Australia's prime minister says the chance of finding any floating debris from MH370 is "highly unlikely" and that the search for the missing Malaysian Airliner will need to shift away from visual searches and focus instead on scouring the seafloor.
Tony Abbott said that at this point, weeks after the plane disappeared on March 8 with 239 people aboard, it's possible nothing will ever be found from the Boeing 777 that is thought to have gone down in the southern Indian Ocean west of Australia.
"We will do everything we humanly can, everything we reasonably can, to solve this mystery," he told reporters in Canberra.
"We are still baffled and disappointed that we haven't been able to find undersea wreckage based on those detections," he said.
"We are moving from the current phase to a phase which is focused on searching the ocean floor over a much larger area," Abbott said.

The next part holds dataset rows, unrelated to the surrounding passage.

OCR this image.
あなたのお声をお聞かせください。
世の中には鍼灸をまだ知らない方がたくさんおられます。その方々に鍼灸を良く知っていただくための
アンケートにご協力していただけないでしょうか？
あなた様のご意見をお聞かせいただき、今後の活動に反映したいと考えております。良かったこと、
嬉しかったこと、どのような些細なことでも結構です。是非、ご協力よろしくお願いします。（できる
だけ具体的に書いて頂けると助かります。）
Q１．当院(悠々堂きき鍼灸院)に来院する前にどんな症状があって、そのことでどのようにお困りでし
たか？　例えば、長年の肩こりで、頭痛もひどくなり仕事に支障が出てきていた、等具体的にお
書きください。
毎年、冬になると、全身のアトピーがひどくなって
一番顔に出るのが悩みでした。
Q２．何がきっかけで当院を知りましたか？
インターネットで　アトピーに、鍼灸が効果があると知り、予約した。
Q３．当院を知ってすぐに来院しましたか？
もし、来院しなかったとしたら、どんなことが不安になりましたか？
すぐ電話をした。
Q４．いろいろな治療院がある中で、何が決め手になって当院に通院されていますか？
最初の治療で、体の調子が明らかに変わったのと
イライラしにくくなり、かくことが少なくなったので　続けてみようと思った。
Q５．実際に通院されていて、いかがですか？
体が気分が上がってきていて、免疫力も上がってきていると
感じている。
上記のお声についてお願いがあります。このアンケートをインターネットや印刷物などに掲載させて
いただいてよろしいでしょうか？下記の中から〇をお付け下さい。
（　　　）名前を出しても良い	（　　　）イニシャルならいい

He said that although the U.S. Navy's robotic search of the area has gone on for weeks and has yet to turn up anything, officials are hoping to bring in more equipment to search the seafloor for possible debris.
Abbott says searches of the plane's entire probable impact zone, an area 430 miles long and 50 miles wide, would begin.
But Angus Houston, the head of the search effort, says that will be a monumental task.
"If everything goes perfectly, I would say we'll be doing well if we do it in eight months," Houston was quoted by The Associated Press as saying. Houston said weather and technical obstacles could further prolong such a search.